Rapid growth during infancy, childhood, and adolescence also increases iron demand. Teenagers, especially girls who have begun menstruating, are at particular risk because growth and menstrual losses compound each other. Endurance athletes can develop iron deficiency through a combination of increased red blood cell production, iron lost in sweat, and, in runners, the mechanical destruction of red blood cells from repeated foot strikes.
How Iron Deficiency Gets Diagnosed
The most reliable marker is ferritin, a protein that reflects how much iron your body has in storage. A ferritin level below 30 ng/mL is widely used to diagnose iron deficiency, and some hematologists use a threshold of 50 ng/mL, recognizing that symptoms like fatigue and brain fog can appear well before stores are completely emptied. Many standard lab reports list the “normal” lower limit as low as 7 to 10 ng/mL based on population averages, which can be misleadingly reassuring. You can technically fall within the reference range and still be functionally iron deficient.
Ferritin can also be artificially elevated by inflammation, infection, or liver disease, which makes interpretation trickier in people with chronic conditions. In those cases, additional blood tests help clarify the picture.

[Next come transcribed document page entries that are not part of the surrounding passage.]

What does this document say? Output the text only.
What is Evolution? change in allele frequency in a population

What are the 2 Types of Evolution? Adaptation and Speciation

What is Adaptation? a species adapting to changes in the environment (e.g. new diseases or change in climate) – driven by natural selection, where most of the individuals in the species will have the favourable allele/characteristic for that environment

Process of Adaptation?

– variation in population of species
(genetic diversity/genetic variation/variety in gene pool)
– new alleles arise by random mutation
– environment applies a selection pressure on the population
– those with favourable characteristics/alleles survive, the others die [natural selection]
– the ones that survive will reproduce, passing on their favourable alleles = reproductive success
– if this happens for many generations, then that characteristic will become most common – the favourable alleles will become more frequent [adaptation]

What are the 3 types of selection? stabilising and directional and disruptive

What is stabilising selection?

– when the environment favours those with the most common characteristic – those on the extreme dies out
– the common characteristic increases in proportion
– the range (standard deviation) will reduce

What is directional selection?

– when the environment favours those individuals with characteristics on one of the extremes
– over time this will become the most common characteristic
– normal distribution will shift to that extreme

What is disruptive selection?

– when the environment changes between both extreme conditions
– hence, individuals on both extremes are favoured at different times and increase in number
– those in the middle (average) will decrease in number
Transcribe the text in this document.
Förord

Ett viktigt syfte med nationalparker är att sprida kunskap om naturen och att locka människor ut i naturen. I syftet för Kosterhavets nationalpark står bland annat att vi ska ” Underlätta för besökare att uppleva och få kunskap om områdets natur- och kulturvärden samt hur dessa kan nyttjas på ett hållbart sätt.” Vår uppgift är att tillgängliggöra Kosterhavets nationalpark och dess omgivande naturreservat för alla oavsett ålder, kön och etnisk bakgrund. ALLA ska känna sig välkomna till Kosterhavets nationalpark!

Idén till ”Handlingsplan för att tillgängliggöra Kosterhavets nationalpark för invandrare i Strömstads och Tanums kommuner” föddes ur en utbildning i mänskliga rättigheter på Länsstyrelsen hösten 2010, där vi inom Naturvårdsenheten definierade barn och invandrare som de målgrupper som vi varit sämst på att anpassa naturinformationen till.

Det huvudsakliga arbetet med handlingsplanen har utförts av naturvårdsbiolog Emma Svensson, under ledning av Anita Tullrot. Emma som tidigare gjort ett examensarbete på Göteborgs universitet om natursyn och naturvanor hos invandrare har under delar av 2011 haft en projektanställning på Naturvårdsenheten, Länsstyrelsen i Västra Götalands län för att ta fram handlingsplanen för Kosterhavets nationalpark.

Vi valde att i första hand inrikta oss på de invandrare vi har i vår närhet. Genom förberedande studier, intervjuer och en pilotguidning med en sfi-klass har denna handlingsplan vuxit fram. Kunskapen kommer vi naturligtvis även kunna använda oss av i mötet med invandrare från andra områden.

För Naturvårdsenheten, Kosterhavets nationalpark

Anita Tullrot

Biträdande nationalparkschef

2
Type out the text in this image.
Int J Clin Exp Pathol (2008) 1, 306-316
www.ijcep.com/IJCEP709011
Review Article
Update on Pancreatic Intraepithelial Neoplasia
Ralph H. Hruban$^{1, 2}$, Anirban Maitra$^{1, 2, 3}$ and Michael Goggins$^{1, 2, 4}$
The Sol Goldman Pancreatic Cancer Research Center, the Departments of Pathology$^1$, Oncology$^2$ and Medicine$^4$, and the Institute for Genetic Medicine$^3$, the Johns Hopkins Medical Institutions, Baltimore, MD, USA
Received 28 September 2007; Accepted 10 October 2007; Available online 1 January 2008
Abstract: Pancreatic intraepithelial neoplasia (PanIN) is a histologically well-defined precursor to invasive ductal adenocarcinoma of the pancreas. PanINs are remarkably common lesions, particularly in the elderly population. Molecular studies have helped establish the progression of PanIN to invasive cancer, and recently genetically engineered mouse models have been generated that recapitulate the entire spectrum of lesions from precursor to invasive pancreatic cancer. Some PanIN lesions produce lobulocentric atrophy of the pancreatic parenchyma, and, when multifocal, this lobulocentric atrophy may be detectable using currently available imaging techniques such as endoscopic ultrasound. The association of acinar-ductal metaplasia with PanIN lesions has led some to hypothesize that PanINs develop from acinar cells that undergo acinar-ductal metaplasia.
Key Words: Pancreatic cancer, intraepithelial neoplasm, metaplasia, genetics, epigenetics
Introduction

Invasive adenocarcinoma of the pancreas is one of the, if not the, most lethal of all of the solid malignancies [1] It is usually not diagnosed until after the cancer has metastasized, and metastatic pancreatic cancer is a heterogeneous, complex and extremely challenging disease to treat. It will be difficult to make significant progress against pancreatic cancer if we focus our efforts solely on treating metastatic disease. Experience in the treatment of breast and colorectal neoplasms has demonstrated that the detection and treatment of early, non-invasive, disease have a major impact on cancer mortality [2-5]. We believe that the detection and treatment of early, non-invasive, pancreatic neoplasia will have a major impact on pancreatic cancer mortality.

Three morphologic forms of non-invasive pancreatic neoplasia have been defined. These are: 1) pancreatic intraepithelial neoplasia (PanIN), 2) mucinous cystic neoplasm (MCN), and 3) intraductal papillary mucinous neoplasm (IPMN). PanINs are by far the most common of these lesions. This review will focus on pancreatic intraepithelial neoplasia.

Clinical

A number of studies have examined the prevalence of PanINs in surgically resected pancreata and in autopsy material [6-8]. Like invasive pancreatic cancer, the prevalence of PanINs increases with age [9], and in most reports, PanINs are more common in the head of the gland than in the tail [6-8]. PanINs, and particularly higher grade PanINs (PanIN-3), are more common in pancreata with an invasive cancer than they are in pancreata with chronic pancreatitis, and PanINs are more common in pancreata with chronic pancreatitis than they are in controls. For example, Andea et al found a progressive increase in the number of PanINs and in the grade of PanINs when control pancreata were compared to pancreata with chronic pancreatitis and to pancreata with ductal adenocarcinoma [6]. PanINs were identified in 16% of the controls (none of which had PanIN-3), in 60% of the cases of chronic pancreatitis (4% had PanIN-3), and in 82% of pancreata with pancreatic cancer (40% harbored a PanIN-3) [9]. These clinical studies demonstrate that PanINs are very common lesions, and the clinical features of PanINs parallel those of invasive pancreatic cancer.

Multiple Causes Often Overlap
Iron deficiency rarely has a single, neat explanation. A vegetarian woman with heavy periods and a daily tea habit has three factors working against her simultaneously: limited heme iron in her diet, regular blood loss, and tannins reducing absorption of the non-heme iron she does eat. Someone with celiac disease may also have poor dietary intake because they feel too unwell to eat much. Identifying all the contributing factors, not just the most obvious one, is what leads to lasting correction rather than a cycle of depletion, supplementation, and depletion again.